Я одержал важную победу, но время начинать осуществление моего плана еще не настало; стояли страшные холода, и стоило мне взяться за пику, как у меня коченели руки. Если бы я работал в перчатках, я бы изнашивал по паре в день, а если бы они попались кому-нибудь на глаза, то неизбежно вызвали бы подозрения. Задуманное мною требовало не только ума предусмотрительного и склонного отказаться от всего того, что можно легко предугадать, но также храбрости и невозмутимости, ибо следовало во всем полагаться на волю Провидения и понимать, что все предусмотреть невозможно. Положение человека, вынужденного действовать таким образом, достаточно незавидно; но точный тактический расчет учит: чтобы всего добиться, expedit всем рискнуть.
Нескончаемые зимние ночи наводили на меня уныние. Я был вынужден проводить девятнадцать адских часов в потемках, а в туманные дни, что для Венеции не редкость, света, проникавшего через дверное отверстие, было недостаточно, чтобы различить печатный текст. Не имея возможности читать, я слишком много времени размышлял о побеге, а рассудку, неизменно занятому одной и той же мыслью, легко соскользнуть на грань безумия. Масляная лампа казалась мне наивысшим счастьем. И велика же была моя радость, когда, надеясь заполучить ее хитростью, я вдруг додумался, как сделать ее самому и довольно простыми средствами.
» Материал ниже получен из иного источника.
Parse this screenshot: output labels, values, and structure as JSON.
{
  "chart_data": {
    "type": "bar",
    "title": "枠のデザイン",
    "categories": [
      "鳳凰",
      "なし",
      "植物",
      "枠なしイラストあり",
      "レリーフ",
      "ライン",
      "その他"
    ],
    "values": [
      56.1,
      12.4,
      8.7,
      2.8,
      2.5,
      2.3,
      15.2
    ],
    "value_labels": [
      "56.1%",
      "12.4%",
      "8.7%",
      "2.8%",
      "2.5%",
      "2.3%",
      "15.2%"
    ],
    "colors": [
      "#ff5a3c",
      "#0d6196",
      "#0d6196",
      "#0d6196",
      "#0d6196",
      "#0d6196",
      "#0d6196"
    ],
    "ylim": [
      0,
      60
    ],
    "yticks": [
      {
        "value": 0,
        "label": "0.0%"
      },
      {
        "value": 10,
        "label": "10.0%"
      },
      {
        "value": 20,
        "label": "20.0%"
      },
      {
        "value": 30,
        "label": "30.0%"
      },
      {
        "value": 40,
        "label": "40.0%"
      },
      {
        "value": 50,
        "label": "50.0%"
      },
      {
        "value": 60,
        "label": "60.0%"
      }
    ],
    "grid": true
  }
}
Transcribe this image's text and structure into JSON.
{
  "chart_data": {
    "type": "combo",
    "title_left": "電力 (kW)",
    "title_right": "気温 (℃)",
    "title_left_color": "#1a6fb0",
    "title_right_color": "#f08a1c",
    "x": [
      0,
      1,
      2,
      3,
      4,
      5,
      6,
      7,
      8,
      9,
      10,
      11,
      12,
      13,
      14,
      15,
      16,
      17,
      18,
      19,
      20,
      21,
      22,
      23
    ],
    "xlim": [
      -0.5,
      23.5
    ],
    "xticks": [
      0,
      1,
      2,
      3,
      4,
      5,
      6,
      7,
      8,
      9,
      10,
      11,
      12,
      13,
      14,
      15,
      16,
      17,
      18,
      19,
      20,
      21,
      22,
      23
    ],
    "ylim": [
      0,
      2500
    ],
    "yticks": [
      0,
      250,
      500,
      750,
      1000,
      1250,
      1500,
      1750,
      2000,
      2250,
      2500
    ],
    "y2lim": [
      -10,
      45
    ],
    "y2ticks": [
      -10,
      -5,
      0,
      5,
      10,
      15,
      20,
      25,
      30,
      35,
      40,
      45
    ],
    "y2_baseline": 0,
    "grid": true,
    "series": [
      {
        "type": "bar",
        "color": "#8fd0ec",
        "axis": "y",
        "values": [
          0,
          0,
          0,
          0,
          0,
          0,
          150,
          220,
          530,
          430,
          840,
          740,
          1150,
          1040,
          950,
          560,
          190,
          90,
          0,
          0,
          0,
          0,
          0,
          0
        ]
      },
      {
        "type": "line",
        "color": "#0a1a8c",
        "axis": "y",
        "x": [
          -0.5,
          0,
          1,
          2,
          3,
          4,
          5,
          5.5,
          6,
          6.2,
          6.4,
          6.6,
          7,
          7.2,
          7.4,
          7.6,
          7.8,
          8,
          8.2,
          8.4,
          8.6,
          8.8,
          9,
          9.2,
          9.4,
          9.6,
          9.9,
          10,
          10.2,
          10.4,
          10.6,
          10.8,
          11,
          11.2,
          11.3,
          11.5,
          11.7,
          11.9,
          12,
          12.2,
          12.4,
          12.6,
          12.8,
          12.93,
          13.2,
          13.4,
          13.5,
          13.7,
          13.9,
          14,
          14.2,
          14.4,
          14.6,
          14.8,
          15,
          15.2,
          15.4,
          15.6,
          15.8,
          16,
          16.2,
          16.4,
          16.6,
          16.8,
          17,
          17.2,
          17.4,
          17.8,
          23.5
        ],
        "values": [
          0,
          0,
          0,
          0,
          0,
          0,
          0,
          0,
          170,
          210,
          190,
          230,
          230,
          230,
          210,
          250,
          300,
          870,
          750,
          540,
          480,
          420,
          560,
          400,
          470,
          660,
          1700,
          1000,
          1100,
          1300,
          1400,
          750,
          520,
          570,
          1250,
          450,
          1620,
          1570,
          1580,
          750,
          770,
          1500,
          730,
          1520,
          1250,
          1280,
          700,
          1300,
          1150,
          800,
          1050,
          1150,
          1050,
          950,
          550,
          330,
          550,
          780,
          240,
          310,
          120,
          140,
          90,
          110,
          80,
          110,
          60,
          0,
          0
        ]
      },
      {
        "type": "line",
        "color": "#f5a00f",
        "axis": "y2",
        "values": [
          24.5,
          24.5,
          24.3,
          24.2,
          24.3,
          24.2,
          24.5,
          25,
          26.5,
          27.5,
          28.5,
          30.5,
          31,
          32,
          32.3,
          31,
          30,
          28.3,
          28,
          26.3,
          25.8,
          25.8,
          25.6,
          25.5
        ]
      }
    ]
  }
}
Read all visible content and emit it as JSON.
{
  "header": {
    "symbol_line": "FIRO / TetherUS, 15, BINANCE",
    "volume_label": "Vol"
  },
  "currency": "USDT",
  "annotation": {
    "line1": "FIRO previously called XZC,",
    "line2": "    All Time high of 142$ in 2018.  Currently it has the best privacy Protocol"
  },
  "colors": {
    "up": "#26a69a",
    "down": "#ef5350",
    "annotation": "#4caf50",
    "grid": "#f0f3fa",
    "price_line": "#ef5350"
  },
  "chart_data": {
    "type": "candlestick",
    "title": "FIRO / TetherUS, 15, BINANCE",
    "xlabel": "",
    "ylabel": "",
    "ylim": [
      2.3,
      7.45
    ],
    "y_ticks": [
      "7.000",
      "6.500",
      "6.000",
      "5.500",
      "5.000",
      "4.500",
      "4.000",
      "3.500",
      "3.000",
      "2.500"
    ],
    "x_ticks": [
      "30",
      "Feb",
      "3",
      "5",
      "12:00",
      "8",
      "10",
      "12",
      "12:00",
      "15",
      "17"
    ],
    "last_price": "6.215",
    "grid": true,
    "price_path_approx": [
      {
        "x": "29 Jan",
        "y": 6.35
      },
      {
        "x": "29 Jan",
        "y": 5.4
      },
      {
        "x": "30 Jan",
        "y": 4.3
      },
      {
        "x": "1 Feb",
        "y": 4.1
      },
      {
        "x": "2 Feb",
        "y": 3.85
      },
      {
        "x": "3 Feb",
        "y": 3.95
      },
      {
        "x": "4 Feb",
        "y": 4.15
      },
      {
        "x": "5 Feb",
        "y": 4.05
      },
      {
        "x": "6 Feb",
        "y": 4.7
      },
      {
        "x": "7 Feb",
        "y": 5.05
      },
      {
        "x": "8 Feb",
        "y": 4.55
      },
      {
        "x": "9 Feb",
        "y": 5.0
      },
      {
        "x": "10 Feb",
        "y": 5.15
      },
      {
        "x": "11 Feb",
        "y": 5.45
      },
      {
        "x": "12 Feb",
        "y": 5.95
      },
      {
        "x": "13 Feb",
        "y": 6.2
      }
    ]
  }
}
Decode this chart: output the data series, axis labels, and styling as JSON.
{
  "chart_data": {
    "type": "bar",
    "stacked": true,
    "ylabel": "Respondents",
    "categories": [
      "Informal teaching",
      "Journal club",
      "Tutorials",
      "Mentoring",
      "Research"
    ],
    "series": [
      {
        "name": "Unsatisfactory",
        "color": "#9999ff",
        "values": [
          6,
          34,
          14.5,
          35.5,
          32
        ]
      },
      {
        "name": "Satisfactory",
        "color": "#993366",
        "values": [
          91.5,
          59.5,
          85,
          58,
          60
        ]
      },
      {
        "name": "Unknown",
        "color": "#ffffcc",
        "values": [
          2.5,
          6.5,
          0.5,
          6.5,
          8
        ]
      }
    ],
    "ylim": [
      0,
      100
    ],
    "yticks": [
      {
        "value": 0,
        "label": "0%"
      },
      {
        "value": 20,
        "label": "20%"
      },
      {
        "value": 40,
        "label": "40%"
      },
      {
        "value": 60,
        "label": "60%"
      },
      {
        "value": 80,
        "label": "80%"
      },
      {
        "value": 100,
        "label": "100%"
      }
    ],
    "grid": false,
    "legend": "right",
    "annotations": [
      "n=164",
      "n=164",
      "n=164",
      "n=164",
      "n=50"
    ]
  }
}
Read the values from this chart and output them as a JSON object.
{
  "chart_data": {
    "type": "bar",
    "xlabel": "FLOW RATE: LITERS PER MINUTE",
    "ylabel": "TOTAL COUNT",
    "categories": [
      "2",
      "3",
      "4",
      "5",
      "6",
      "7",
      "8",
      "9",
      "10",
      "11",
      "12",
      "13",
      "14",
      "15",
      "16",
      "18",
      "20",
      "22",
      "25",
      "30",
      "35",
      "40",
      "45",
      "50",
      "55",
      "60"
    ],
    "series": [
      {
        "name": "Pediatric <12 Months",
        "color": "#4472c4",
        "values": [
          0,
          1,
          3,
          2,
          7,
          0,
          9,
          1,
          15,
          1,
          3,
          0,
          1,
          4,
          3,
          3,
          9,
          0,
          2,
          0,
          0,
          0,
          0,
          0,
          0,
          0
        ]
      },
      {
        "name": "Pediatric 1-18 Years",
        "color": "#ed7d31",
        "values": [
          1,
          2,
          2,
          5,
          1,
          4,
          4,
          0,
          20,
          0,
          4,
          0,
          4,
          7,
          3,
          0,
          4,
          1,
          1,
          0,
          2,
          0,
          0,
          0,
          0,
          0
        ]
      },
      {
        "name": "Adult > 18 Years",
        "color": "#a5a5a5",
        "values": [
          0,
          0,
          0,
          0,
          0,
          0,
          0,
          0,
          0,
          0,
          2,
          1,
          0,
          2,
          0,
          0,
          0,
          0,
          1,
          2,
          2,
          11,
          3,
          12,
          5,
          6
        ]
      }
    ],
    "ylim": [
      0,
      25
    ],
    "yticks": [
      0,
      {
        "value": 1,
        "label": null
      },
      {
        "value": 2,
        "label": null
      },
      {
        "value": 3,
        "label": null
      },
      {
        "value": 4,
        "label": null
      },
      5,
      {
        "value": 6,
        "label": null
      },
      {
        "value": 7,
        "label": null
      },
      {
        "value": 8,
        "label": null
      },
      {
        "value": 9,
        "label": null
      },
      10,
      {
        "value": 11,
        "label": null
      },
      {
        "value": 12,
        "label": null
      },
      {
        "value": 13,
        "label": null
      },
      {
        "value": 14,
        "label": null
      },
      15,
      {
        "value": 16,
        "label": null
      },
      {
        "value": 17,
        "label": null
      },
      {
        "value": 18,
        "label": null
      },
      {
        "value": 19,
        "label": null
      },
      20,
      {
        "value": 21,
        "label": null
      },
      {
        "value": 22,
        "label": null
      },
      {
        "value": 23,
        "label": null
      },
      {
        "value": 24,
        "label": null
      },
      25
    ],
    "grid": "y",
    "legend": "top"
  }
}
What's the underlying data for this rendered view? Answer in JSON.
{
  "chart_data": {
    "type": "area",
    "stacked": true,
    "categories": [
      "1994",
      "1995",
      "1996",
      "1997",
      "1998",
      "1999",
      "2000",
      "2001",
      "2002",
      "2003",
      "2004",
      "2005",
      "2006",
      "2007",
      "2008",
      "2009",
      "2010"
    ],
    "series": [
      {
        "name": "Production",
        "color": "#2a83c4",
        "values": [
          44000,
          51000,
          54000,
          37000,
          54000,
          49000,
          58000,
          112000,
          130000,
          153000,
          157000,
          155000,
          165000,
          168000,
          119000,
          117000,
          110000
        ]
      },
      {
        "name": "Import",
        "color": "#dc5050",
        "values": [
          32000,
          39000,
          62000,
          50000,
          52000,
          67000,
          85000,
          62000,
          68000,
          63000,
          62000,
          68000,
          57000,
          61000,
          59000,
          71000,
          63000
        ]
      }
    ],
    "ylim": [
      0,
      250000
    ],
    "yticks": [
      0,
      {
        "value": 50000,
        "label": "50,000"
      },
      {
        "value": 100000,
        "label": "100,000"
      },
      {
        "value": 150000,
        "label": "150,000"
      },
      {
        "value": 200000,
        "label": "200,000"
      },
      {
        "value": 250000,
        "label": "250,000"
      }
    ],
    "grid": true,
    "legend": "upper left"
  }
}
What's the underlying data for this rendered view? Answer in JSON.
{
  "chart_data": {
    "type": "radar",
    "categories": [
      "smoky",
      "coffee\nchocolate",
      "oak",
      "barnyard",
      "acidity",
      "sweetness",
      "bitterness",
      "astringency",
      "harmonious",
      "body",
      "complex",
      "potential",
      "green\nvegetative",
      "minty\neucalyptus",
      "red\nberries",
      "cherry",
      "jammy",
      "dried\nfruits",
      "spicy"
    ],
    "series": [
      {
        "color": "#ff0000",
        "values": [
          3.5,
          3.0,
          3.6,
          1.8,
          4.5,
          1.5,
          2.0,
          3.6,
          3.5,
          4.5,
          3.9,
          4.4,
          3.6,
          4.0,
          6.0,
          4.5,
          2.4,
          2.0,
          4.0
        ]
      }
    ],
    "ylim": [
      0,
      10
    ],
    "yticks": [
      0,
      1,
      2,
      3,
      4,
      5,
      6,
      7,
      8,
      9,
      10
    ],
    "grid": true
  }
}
Речь шла о том, чтобы собственноручно изготовить такую лампу, предварительно раздобыв все необходимые для этого составляющие. Мне нужны были ваза, нитяные или ватные фитили, масло, кремень, огниво, спички и трут. Вместо вазы можно было взять глиняную кастрюльку, в которой мне приносили вареные в масле яйца, ее мне удалось припрятать; я сумел раздобыть масла, заявив, что то, которым заправляли салат, отвратительного качества, каковым оно и в самом деле отличалось. Не составило труда купить для меня луккского масла, я же не ел салата, который мне ежедневно приносили, чтобы его не расходовать. Из стеганого одеяла я извлек достаточное количество ваты; хоть я и сучил ее всухую, но скрутил такие тугие фитили, что сам удивился. Я притворился, будто мучусь от сильной зубной боли, и велел Лоренцо принести мне пемзы, но он не знал, что это такое; тогда я велел принести вместо нее кремень, говоря, что он обладает тем же действием: если его день продержать в крепком растворе уксуса, а потом прикладывать к зубу, то боль утихнет. Лоренцо сказал мне, как я и предвидел, что принес мне превосходного уксуса и что я сам могу опустить в него кремень, а он даст мне сразу два или три камня, которые лежат у него в кармане. Стальная пряжка на поясе моих брюк могла послужить замечательным огнивом; оставалось заполучить спички и трут, что сперва поставило меня в тупик; но стоило хорошенько поломать над этим голову, и я нашел решение, и к тому же мне сопутствовала удача.
У меня на теле появилась сыпь, которая и раньше мучила меня время от времени, вызывая невыносимый зуд. И я велел Лоренцо отнести врачу записку, где просил незамедлительно прислать мне лекарство. Назавтра он принес мне ответ, который попросил прочесть секретарю инквизиторов; он состоял всего из двух строчек: «Диета и четыре унции миндального масла, и все пройдет; или же мазь из серного цвета, но это средство опасное».
Вне себя от радости я с трудом изображал равнодушие. «Мне все равно, сказал я ему, купите мне мазь из серного цвета и принесите завтра; или же дайте мне серы; у меня есть сливочное масло, я сам приготовлю мазь. У вас есть спички? Дайте их мне». Он вытащил все спички, которые были у него с собой, и вручил их мне. Великий Боже! Как легко утешиться, когда пребываешь в тоске!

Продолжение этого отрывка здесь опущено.